| Article ID | Journal | Published Year | Pages | File Type |
|---|---|---|---|---|
| 2824803 | Trends in Genetics | 2014 | 6 Pages |
•The fraction of known, disease-associated SNPs in regulatory regions is on the rise.•Establishing causality for cis-regulatory mutations is a laborious process.•Saturation mutation mapping has revealed the functional elements of the F9 promoter.•SNPs in regulatory regions can radically alter developmental expression.

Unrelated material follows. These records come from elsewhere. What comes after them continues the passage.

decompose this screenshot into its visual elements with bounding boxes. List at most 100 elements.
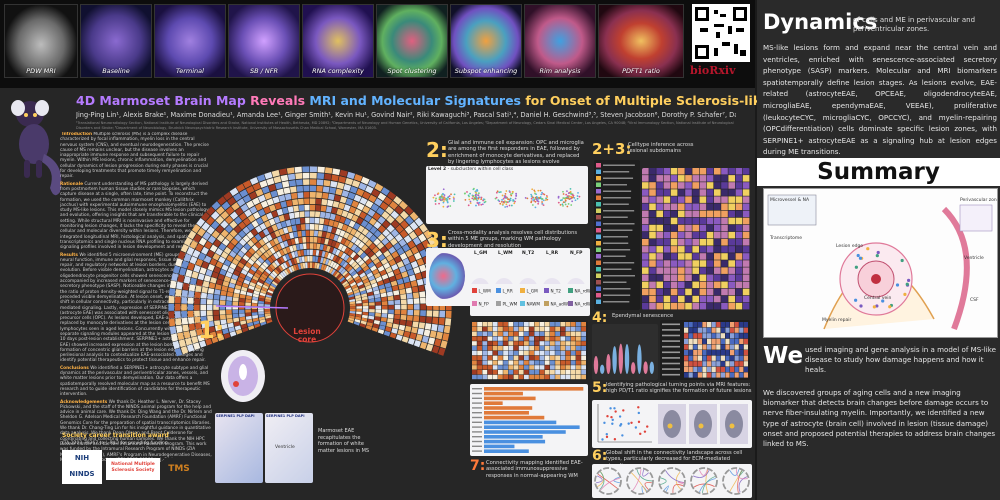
spot-cell (649, 217, 656, 225)
circos-cell (239, 298, 246, 303)
qr-code[interactable] (692, 4, 750, 62)
ms-society-logo[interactable]: National Multiple Sclerosis Society (106, 458, 160, 480)
legend-swatch (596, 221, 601, 226)
circos-cell (269, 239, 276, 247)
circos-cell (365, 200, 374, 209)
circos-cell (218, 256, 226, 264)
circos-cell (315, 204, 321, 211)
umap-point (498, 191, 501, 194)
gene-heat-cell (492, 336, 498, 341)
senescence-cell (743, 350, 748, 356)
circos-cell (251, 244, 259, 252)
spot-cell (728, 253, 735, 260)
gene-heat-cell (529, 370, 534, 375)
gene-heat-cell (576, 322, 581, 327)
spot-cell (742, 239, 750, 246)
tms-logo[interactable]: TMS (164, 458, 194, 480)
circos-cell (286, 267, 291, 274)
circos-cell (310, 230, 314, 237)
circos-cell (368, 298, 375, 303)
umap-point (530, 197, 533, 200)
circos-cell (326, 266, 332, 273)
gene-heat-cell (513, 336, 519, 341)
spot-cell (678, 253, 685, 260)
circos-cell (348, 279, 355, 285)
circos-cell (362, 311, 369, 316)
section-2plus3-title: Celltype inference across lesional subdo… (628, 142, 694, 155)
legend-text-line (603, 262, 635, 264)
gene-heat-cell (492, 346, 498, 351)
umap-point (469, 202, 472, 204)
circos-cell (394, 205, 404, 215)
circos-cell (402, 244, 410, 252)
circos-cell (342, 270, 348, 277)
circos-cell (369, 305, 375, 310)
spot-cell (678, 168, 685, 175)
circos-cell (315, 256, 319, 263)
spot-cell (692, 189, 699, 196)
circos-cell (344, 263, 351, 270)
scatter-point (611, 422, 614, 425)
circos-cell (405, 216, 414, 225)
circos-cell (358, 259, 365, 266)
circos-cell (219, 295, 227, 301)
circos-cell (213, 310, 220, 316)
biorxiv-logo[interactable]: bioRxiv (690, 64, 736, 77)
circos-cell (408, 255, 416, 263)
violin (612, 346, 617, 374)
gene-heat-column (472, 322, 586, 380)
circos-cell (375, 309, 382, 314)
circos-cell (362, 191, 371, 200)
spot-cell (656, 182, 663, 189)
legend-swatch (596, 228, 601, 233)
gene-heat-cell (472, 370, 477, 375)
senescence-cell (693, 350, 698, 356)
circos-cell (284, 269, 289, 276)
scatter-point (603, 421, 606, 425)
circos-cell (237, 262, 245, 269)
circos-cell (444, 318, 452, 326)
gene-heat-cell (555, 374, 560, 380)
senescence-cell (684, 338, 689, 344)
senescence-cell (688, 361, 693, 367)
circos-cell (283, 213, 290, 221)
circos-cell (344, 247, 351, 254)
circos-cell (193, 342, 201, 350)
circos-cell (356, 311, 362, 315)
umap-point (482, 198, 485, 201)
circos-cell (442, 332, 450, 341)
section-1-micro-a-label: SERPINE1 PLP DAPI (216, 414, 255, 418)
circos-cell (241, 286, 248, 292)
circos-cell (381, 211, 390, 220)
spot-cell (663, 175, 671, 182)
circos-cell (367, 318, 374, 324)
legend-swatch (596, 293, 601, 298)
umap-point (499, 202, 502, 205)
chord-link (701, 476, 716, 493)
senescence-cell (743, 338, 748, 344)
circos-cell (410, 280, 418, 287)
circos-cell (194, 304, 200, 311)
gene-heat-cell (524, 331, 529, 336)
circos-cell (390, 210, 400, 220)
circos-cell (239, 294, 246, 299)
circos-cell (439, 310, 446, 318)
circos-cell (293, 258, 298, 265)
senescence-cell (743, 322, 748, 328)
senescence-cell (739, 327, 744, 333)
circos-cell (217, 273, 225, 281)
me-legend-label: L_RR (503, 289, 513, 294)
bar-label-line (472, 426, 482, 428)
circos-cell (219, 300, 226, 306)
umap-point (481, 203, 484, 206)
circos-cell (294, 166, 302, 173)
title-part-c: MRI and Molecular Signatures (309, 93, 521, 108)
nih-ninds-logo[interactable]: NIH NINDS (62, 450, 102, 484)
umap-point (480, 203, 483, 206)
me-legend-label: N_T2 (551, 289, 562, 294)
gene-heat-cell (570, 336, 576, 341)
circos-cell (246, 223, 255, 231)
gene-heat-cell (487, 350, 493, 356)
spot-cell (714, 260, 721, 267)
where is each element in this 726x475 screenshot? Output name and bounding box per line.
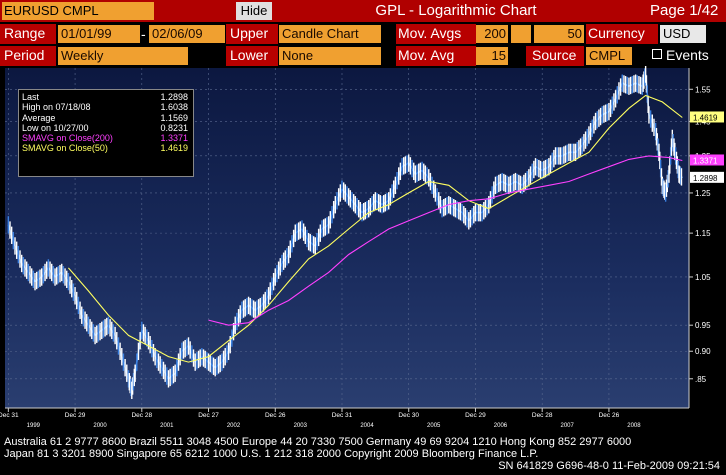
- legend-item: SMAVG on Close(200) 1.3371: [22, 133, 190, 143]
- x-minor-label: Dec 28: [532, 412, 553, 419]
- currency-label: Currency: [586, 24, 658, 44]
- legend-item-value: 1.6038: [160, 102, 188, 113]
- legend-item: High on 07/18/08 1.6038: [22, 102, 190, 112]
- x-minor-label: Dec 29: [65, 412, 86, 419]
- y-tick-label: 1.15: [695, 229, 711, 238]
- price-last-tag-box: [690, 171, 724, 183]
- controls-row-2: Period Weekly Lower None Mov. Avg 15 Sou…: [0, 45, 726, 66]
- hide-button[interactable]: Hide: [236, 2, 272, 20]
- x-axis: Dec 31 1999 Dec 29 2000 Dec 28 2001 Dec 27 2002…: [0, 407, 689, 429]
- sma50-line: [67, 94, 683, 363]
- range-start-field[interactable]: 01/01/99: [58, 25, 140, 43]
- x-major-label: 2006: [494, 423, 508, 429]
- x-major-label: 2003: [294, 423, 308, 429]
- x-minor-label: Dec 28: [131, 412, 152, 419]
- x-major-label: 1999: [27, 423, 41, 429]
- y-tick-label: 1.55: [695, 85, 711, 94]
- footer-line-1: Australia 61 2 9777 8600 Brazil 5511 304…: [4, 436, 632, 448]
- y-tick-label: 1.25: [695, 189, 711, 198]
- last-value-labels: 1.4619 1.3371 1.2898: [690, 111, 724, 183]
- range-dash: -: [141, 26, 146, 42]
- sma50-last-tag: 1.4619: [690, 111, 724, 123]
- x-minor-label: Dec 26: [599, 412, 620, 419]
- controls-row-1: Range 01/01/99 - 02/06/09 Upper Candle C…: [0, 23, 726, 44]
- x-major-label: 2008: [627, 423, 641, 429]
- sma200-last-tag: 1.3371: [690, 154, 724, 166]
- mov-avgs-field-blank[interactable]: [511, 25, 531, 43]
- legend-item-label: SMAVG on Close(50): [22, 143, 108, 154]
- sma50-last-tag-box: [690, 111, 724, 123]
- chart-legend: Last 1.2898 High on 07/18/08 1.6038 Average 1…: [18, 89, 194, 177]
- legend-item: SMAVG on Close(50) 1.4619: [22, 143, 190, 153]
- x-major-label: 2007: [561, 423, 575, 429]
- x-minor-label: Dec 29: [465, 412, 486, 419]
- y-tick-label: 0.95: [695, 321, 711, 330]
- events-label: Events: [666, 47, 709, 63]
- legend-item-label: Last: [22, 92, 40, 102]
- legend-item-value: 1.2898: [160, 92, 188, 102]
- legend-item: Average 1.1569: [22, 113, 190, 123]
- price-last-tag-text: 1.2898: [693, 174, 718, 183]
- x-minor-label: Dec 26: [265, 412, 286, 419]
- price-last-tag: 1.2898: [690, 171, 724, 183]
- source-field[interactable]: CMPL: [586, 47, 632, 65]
- x-major-label: 2004: [360, 423, 374, 429]
- x-minor-label: Dec 30: [398, 412, 419, 419]
- mov-avgs-field-2[interactable]: 50: [534, 25, 584, 43]
- chart-title: GPL - Logarithmic Chart: [375, 2, 537, 19]
- x-major-label: 2001: [160, 423, 174, 429]
- sma50-last-tag-text: 1.4619: [693, 113, 718, 122]
- legend-item-label: Low on 10/27/00: [22, 122, 89, 133]
- upper-field[interactable]: Candle Chart: [279, 25, 381, 43]
- series-group: [7, 66, 683, 400]
- period-field[interactable]: Weekly: [58, 47, 188, 65]
- legend-item-value: 1.3371: [160, 133, 188, 144]
- sma200-last-tag-box: [690, 154, 724, 166]
- footer: Australia 61 2 9777 8600 Brazil 5511 304…: [0, 436, 726, 472]
- lower-field[interactable]: None: [279, 47, 381, 65]
- range-label: Range: [0, 24, 56, 44]
- source-label: Source: [526, 46, 584, 66]
- title-bar: EURUSD CMPL CURNCY Hide GPL - Logarithmi…: [0, 0, 726, 36]
- x-minor-label: Dec 27: [198, 412, 219, 419]
- sma200-last-tag-text: 1.3371: [693, 156, 718, 165]
- legend-item-value: 1.1569: [160, 112, 188, 123]
- upper-label: Upper: [226, 24, 278, 44]
- y-tick-label: .85: [695, 375, 707, 384]
- legend-item-label: High on 07/18/08: [22, 102, 91, 113]
- legend-item-value: 0.8231: [160, 122, 188, 133]
- legend-item-label: Average: [22, 112, 56, 123]
- footer-line-3: SN 641829 G696-48-0 11-Feb-2009 09:21:54: [498, 460, 720, 472]
- legend-item: Last 1.2898: [22, 92, 190, 102]
- events-checkbox[interactable]: [652, 49, 662, 59]
- mov-avg-field[interactable]: 15: [476, 47, 508, 65]
- ticker-field[interactable]: EURUSD CMPL CURNCY: [2, 2, 154, 36]
- currency-field[interactable]: USD: [660, 25, 706, 43]
- page-indicator: Page 1/42: [650, 2, 719, 19]
- period-label: Period: [0, 46, 56, 66]
- x-major-label: 2002: [227, 423, 241, 429]
- legend-item-label: SMAVG on Close(200): [22, 133, 113, 144]
- mov-avgs-field-1[interactable]: 200: [476, 25, 508, 43]
- x-major-label: 2000: [93, 423, 107, 429]
- legend-item: Low on 10/27/00 0.8231: [22, 123, 190, 133]
- y-tick-label: 1.05: [695, 273, 711, 282]
- y-tick-label: 0.90: [695, 347, 711, 356]
- x-minor-label: Dec 31: [332, 412, 353, 419]
- sma200-line: [208, 155, 683, 326]
- x-major-label: 2005: [427, 423, 441, 429]
- lower-label: Lower: [226, 46, 278, 66]
- x-minor-label: Dec 31: [0, 412, 19, 419]
- range-end-field[interactable]: 02/06/09: [149, 25, 225, 43]
- footer-line-2: Japan 81 3 3201 8900 Singapore 65 6212 1…: [4, 448, 539, 460]
- mov-avg-label: Mov. Avg: [396, 46, 476, 66]
- mov-avgs-label: Mov. Avgs: [396, 24, 476, 44]
- legend-item-value: 1.4619: [160, 143, 188, 154]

Hemophilia B is a classic, monogenic blood clotting disease caused by mutations in the coagulation factor IX (F9) locus. Although interpreting mutations within the gene itself has been relatively straightforward, ascribing molecular mechanisms to the complete suite of mutations within the promoter region has proven somewhat difficult and has only recently been achieved. These mutations, which are clustered at discrete transcription factor binding sites, dynamically alter the developmental expression of F9 in different ways. They illustrate how single-nucleotide mutations in cis-regulatory regions can have drastic ramifications for the control of gene expression and in some instances be causative of disease. Here we present the human F9 promoter as a model example for which saturation mutation mapping has revealed the mechanisms of its regulation. Moreover, we suggest that the growing number of genome-wide studies of transcription factor activity will accelerate both the discovery and understanding of regulatory polymorphisms and mutations.